Apassul participa do ENSSOJA 2026 e destaca a importância dos multiplicadores para a liderança global
Foz do Iguaçu/PR – O Encontro Nacional dos Multiplicadores de Sementes de Soja (ENSSOJA) 2026, organizado pela ABRASS, evidenciou o papel crucial dos multiplicadores como um diferencial competitivo para o agronegócio brasileiro. Com previsões do Cepea apontando para uma safra recorde de 181 milhões de toneladas em 2026 — superando os 171,6 milhões de toneladas projetados para 2025 —, os multiplicadores se tornam um elo vital entre as inovações em pesquisa genética e a produtividade no campo.
O multiplicador como eixo estratégico
No estado do Rio Grande do Sul, o setor de sementes é responsável por cerca de 300 mil empregos e fornece o insumo mais valioso para os agricultores. Apesar de representar apenas cerca de 10% dos custos totais de produção, as sementes de alta qualidade são fundamentais para garantir a rentabilidade das lavouras.
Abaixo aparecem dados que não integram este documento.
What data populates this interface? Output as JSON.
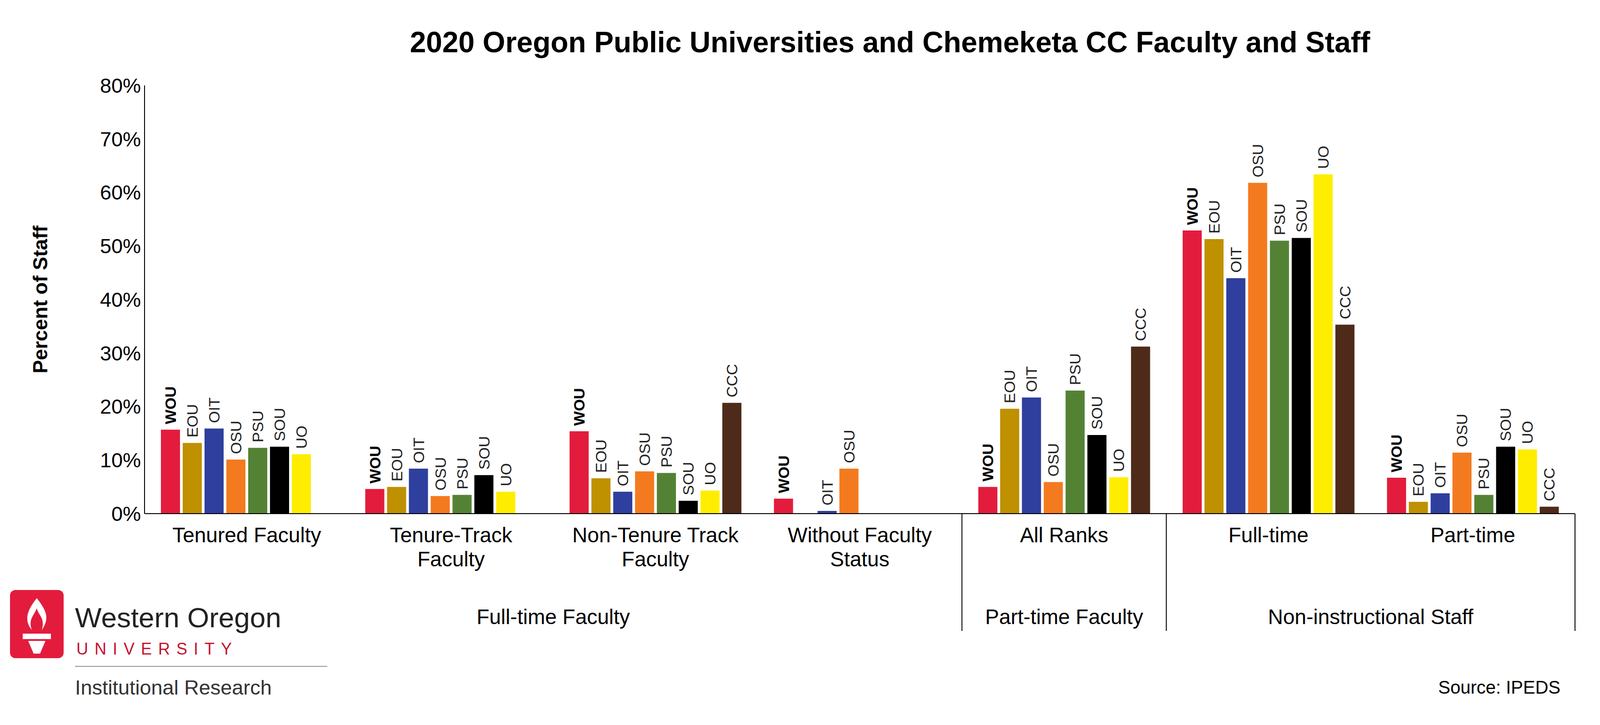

Segundo Pedro Basso, diretor da Apassul e CEO da Sementes Com Vigor (SCV), o investimento em tecnologia está maximizando o potencial produtivo dos agricultores. “Os multiplicadores garantem que as inovações cheguem ao campo com eficácia, permitindo que os produtores obtenham resultados superiores”, declarou.
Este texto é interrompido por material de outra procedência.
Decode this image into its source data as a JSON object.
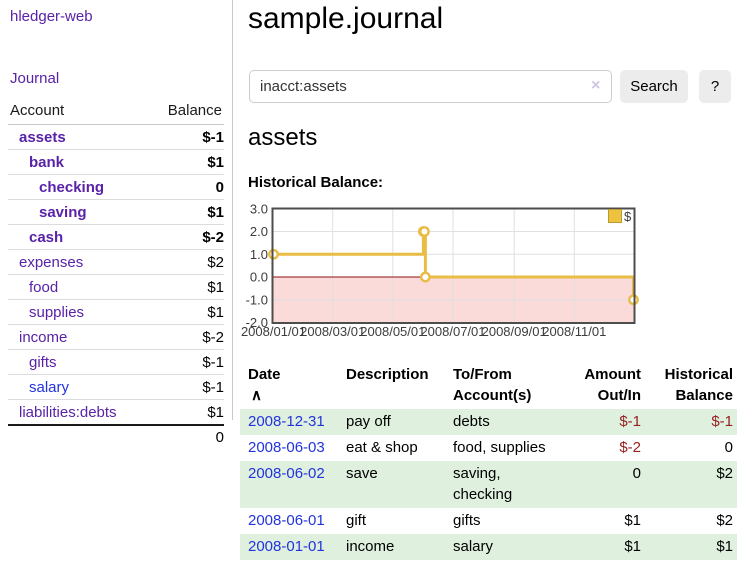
{
  "app": {
    "brand": "hledger-web"
  },
  "sidebar": {
    "journal_link": "Journal",
    "accounts_header": {
      "account": "Account",
      "balance": "Balance"
    },
    "accounts": [
      {
        "name": "assets",
        "indent": 1,
        "bold": true,
        "balance": "$-1",
        "neg": "strong"
      },
      {
        "name": "bank",
        "indent": 2,
        "bold": true,
        "balance": "$1"
      },
      {
        "name": "checking",
        "indent": 3,
        "bold": true,
        "balance": "0"
      },
      {
        "name": "saving",
        "indent": 3,
        "bold": true,
        "balance": "$1"
      },
      {
        "name": "cash",
        "indent": 2,
        "bold": true,
        "balance": "$-2",
        "neg": "strong"
      },
      {
        "name": "expenses",
        "indent": 1,
        "bold": false,
        "balance": "$2"
      },
      {
        "name": "food",
        "indent": 2,
        "bold": false,
        "balance": "$1"
      },
      {
        "name": "supplies",
        "indent": 2,
        "bold": false,
        "balance": "$1"
      },
      {
        "name": "income",
        "indent": 1,
        "bold": false,
        "balance": "$-2",
        "neg": "soft"
      },
      {
        "name": "gifts",
        "indent": 2,
        "bold": false,
        "balance": "$-1",
        "neg": "soft"
      },
      {
        "name": "salary",
        "indent": 2,
        "bold": false,
        "balance": "$-1",
        "neg": "soft",
        "link": "blue"
      },
      {
        "name": "liabilities:debts",
        "indent": 1,
        "bold": false,
        "balance": "$1"
      }
    ],
    "total": "0"
  },
  "header": {
    "title": "sample.journal"
  },
  "search": {
    "value": "inacct:assets",
    "clear_icon": "×",
    "button": "Search",
    "help": "?"
  },
  "account_page": {
    "title": "assets",
    "chart_label": "Historical Balance:"
  },
  "chart_data": {
    "type": "line",
    "step": true,
    "title": "Historical Balance:",
    "ylim": [
      -2,
      3
    ],
    "yticks": [
      {
        "label": "3.0",
        "value": 3
      },
      {
        "label": "2.0",
        "value": 2
      },
      {
        "label": "1.0",
        "value": 1
      },
      {
        "label": "0.0",
        "value": 0
      },
      {
        "label": "-1.0",
        "value": -1
      },
      {
        "label": "-2.0",
        "value": -2
      }
    ],
    "xticks": [
      {
        "label": "2008/01/01",
        "f": 0.0
      },
      {
        "label": "2008/03/01",
        "f": 0.1644
      },
      {
        "label": "2008/05/01",
        "f": 0.3315
      },
      {
        "label": "2008/07/01",
        "f": 0.4986
      },
      {
        "label": "2008/09/01",
        "f": 0.6685
      },
      {
        "label": "2008/11/01",
        "f": 0.8356
      }
    ],
    "series": [
      {
        "name": "$",
        "color": "#e8bc45",
        "points": [
          {
            "date": "2008-01-01",
            "f": 0.0,
            "value": 1
          },
          {
            "date": "2008-06-01",
            "f": 0.4164,
            "value": 2
          },
          {
            "date": "2008-06-02",
            "f": 0.4192,
            "value": 2
          },
          {
            "date": "2008-06-03",
            "f": 0.4219,
            "value": 0
          },
          {
            "date": "2008-12-31",
            "f": 1.0,
            "value": -1
          }
        ]
      }
    ],
    "legend": {
      "label": "$",
      "swatch": "#edc240",
      "position": "top-right"
    },
    "negative_region_fill": "#fbdada",
    "zero_line_color": "#8b0f0f",
    "grid_color": "#e0e0e0",
    "border_color": "#4d4d4d"
  },
  "register": {
    "columns": [
      {
        "l1": "Date",
        "l2": ""
      },
      {
        "l1": "Description",
        "l2": ""
      },
      {
        "l1": "To/From",
        "l2": "Account(s)"
      },
      {
        "l1": "Amount",
        "l2": "Out/In"
      },
      {
        "l1": "Historical",
        "l2": "Balance"
      }
    ],
    "sort_icon": "∧",
    "rows": [
      {
        "date": "2008-12-31",
        "description": "pay off",
        "accounts": "debts",
        "amount": "$-1",
        "amount_neg": true,
        "balance": "$-1",
        "balance_neg": true
      },
      {
        "date": "2008-06-03",
        "description": "eat & shop",
        "accounts": "food, supplies",
        "amount": "$-2",
        "amount_neg": true,
        "balance": "0",
        "balance_neg": false
      },
      {
        "date": "2008-06-02",
        "description": "save",
        "accounts": "saving,\nchecking",
        "amount": "0",
        "amount_neg": false,
        "balance": "$2",
        "balance_neg": false
      },
      {
        "date": "2008-06-01",
        "description": "gift",
        "accounts": "gifts",
        "amount": "$1",
        "amount_neg": false,
        "balance": "$2",
        "balance_neg": false
      },
      {
        "date": "2008-01-01",
        "description": "income",
        "accounts": "salary",
        "amount": "$1",
        "amount_neg": false,
        "balance": "$1",
        "balance_neg": false
      }
    ]
  },
  "colors": {
    "link_purple": "#5922a8",
    "link_blue": "#2233dd",
    "negative_strong": "#982020",
    "negative_soft": "#bd6b6b",
    "row_stripe_green": "#dff0df",
    "chart_line_gold": "#e8bc45"
  }
}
Produtores e entidades ressaltaram que a posição do Brasil como maior exportador mundial se deve à sua rede robusta de multiplicadores que fornecem sementes com alta tecnologia e vigor. Estes profissionais ajustam inovações globais às especificidades regionais, atuando como um filtro de qualidade e eficiência. Pedro Basso enfatizou: “Com margens cada vez mais estreitas no mercado global, contar com multiplicadores que oferecem sementes de alta qualidade é nossa principal vantagem competitiva. Estamos analisando aspectos geopolíticos e custos de produção porque nosso objetivo é manter o produtor brasileiro competitivo no cenário internacional.”
Inovação, custos e segurança jurídica
A programação do ENSSOJA 2026 focou nas inovações que estão moldando o setor de sementes tanto no Brasil quanto no exterior. Além da tecnologia, foram abordadas questões relacionadas à viabilidade econômica e à proteção do setor. Temas como o aumento nos custos de produção e os desafios legais associados à semente salva, bem como o combate à semente pirata, dominaram as discussões dos painéis. Para Basso, a profissionalização aliada à legalidade é essencial para o êxito nas lavouras: “Investir em genética avançada não é suficiente; precisamos garantir segurança jurídica. A discussão sobre semente salva e ações rigorosas contra a pirataria são urgentíssimas. Essa estrutura legalizada e tecnológica é o que garante safras melhores e mantém nossa competitividade internacional.”
O papel da Apassul
A participação da Apassul no ENSSOJA ressalta a relevância do Rio Grande do Sul na produção nacional. A entidade, que congrega produtores e comerciantes de sementes e mudas, se posiciona como uma voz ativa na defesa da qualidade e legalidade das sementes, além de promover a conexão entre pesquisa, multiplicadores e agricultores. Sendo um tradicional polo da soja no Brasil, o estado continua sendo um exemplo em produtividade e inovação na oferta de sementes certificadas.
Perspectivas para 2026
Diante das expectativas de uma safra recorde e da consolidação dos multiplicadores como elementos estratégicos, o Brasil reafirma sua liderança no mercado global de soja. O ENSSOJA 2026 demonstrou que o futuro da competitividade reside na integração entre genética avançada, multiplicação regulamentada e políticas protetivas para o setor. Nesse panorama, a atuação das entidades como a Apassul e líderes como Pedro Basso mostra que o agronegócio brasileiro está preparado para enfrentar desafios globais enquanto conserva sua vantagem estratégica.